Evolution. Unlike the inanimate structures, unicellular and multicellular organisms evolve. This means that there are heritable changes (which occur at low frequency in all cells on a regular basis) that may influence the overall adaptation of the cell or the upper body in a positive or negative. The result of evolution is the selection of those organisms best adapted to live in a particular environment.
The cellular properties need not be constant throughout the development of an organism: obviously, the pattern of gene expression varies in response to external stimuli, as well as endogenous factors. An important aspect to control is the pluripotency characteristic of some cells that allows them to direct their development into a range of possible cell types. In metazoans, the genetics underlying the determination of the fate of a cell is the expression of specific transcription factors specific cell lineage to which will belong, as well as epigenetic modifications. Moreover, the introduction of other transcription factors through genetic engineering in somatic cells is sufficient to induce pluripotency above, then this is one of its molecular basis.
Size, shape and function
Comparison of size between neutrophils, blood cells eukaryotes (largest), and bacteria Bacillus anthracis, prokaryotes (smaller, rod-shaped).
The size and shape of cells depends on its peripheral elements (eg wall, if any) and their internal scaffolding (ie, the cytoskeleton). Moreover, competition for space leads to a morphology characteristic tissue: for example, plant cells, polyhedral in vivo, tend to be spherical in vitro. Even there may be simple chemical parameters such as concentration gradients of salt, determining the appearance of a complex shape.
As for size, most cells are microscopic, ie are not observable to the naked eye. Despite being very small (one cubic millimeter of blood may contain about five million cells) the cell size is highly variable. The smallest cell observed under normal conditions, corresponding to Mycoplasma genitalium, 0.2 μm, being near the theoretical limit of 0.17 μm. There are bacteria with 1 and 2 μm in length. Human cells are highly variable with erythrocytes of 7 microns, hepatocytes with 20 microns, sperm of 53 μm, eggs of 150 μm and even some neurons of around one meter. In plant cells the grains of pollen may reach 200 to 300 μm and some bird eggs may reach 1 (quail) and 7 cm (ostrich) in diameter. For cell viability and function properly you should always take into account the surface-volume ratio. can substantially increase the volume of the cell and not its exchange membrane surface making it difficult level and regulation of exchange of vital substances in the cell.
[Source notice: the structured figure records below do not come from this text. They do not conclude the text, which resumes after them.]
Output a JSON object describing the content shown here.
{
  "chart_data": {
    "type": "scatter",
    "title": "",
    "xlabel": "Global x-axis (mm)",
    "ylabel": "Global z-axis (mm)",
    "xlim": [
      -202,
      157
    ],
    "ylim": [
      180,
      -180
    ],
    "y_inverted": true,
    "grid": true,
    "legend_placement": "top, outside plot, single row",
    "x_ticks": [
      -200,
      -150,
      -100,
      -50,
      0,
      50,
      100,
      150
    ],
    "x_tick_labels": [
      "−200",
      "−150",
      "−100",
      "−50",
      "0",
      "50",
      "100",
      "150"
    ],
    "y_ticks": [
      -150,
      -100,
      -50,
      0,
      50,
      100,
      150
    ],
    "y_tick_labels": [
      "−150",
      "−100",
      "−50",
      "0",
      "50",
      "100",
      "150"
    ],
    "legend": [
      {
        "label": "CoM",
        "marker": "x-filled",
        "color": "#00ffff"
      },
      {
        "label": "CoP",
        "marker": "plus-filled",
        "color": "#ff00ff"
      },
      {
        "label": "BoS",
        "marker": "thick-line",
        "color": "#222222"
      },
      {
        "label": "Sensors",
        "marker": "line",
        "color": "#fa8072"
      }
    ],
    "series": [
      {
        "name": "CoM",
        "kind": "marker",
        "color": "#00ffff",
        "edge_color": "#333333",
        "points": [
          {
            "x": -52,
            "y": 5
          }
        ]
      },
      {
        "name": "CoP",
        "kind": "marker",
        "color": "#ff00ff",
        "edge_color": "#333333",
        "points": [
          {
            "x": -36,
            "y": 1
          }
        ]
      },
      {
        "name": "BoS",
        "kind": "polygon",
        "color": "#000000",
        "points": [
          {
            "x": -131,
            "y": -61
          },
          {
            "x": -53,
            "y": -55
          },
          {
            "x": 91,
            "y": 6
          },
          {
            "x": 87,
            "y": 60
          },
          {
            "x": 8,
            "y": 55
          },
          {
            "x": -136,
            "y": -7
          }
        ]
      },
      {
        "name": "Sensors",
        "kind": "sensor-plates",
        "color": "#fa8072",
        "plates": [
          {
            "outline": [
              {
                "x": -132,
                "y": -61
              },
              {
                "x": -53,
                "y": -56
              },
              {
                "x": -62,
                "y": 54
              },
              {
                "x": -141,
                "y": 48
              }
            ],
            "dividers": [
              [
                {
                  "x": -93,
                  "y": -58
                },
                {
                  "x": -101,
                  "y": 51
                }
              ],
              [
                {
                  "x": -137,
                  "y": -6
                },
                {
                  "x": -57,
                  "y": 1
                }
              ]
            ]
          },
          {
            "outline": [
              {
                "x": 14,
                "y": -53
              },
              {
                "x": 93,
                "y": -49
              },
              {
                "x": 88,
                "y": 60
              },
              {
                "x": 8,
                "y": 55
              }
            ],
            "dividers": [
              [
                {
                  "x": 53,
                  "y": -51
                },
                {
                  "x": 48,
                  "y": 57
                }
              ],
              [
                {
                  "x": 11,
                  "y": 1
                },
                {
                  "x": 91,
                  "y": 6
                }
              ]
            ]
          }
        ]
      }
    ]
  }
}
Regarding its form, the cells are extremely variable, and even some do not have definite or permanent. They can be: fusiform (spindle shaped), stellate, prismatic, flattened, elliptical, globose or rounded, and so on. Some have a rigid wall and not others, allowing them to deform the membrane and cytoplasmic issue (pseudopods) to navigate or find food. There are no free cells such displacement structures but possess cilia or flagella, which are structures derived from a cellular organelle (the centrosome) that endows these cells to move. Thus, there are many cell types, related with the role, for example:
Contractile cells which are often elongated, as the muscle fibers.
Cells with thin extensions, such as neurons that transmit nerve impulses.
Cells with microvilli or folds, such as the intestine to increase the area of contact and exchange of substances.
Cuboidal, prismatic or flattened as the epithelial lining surfaces such as paving slabs.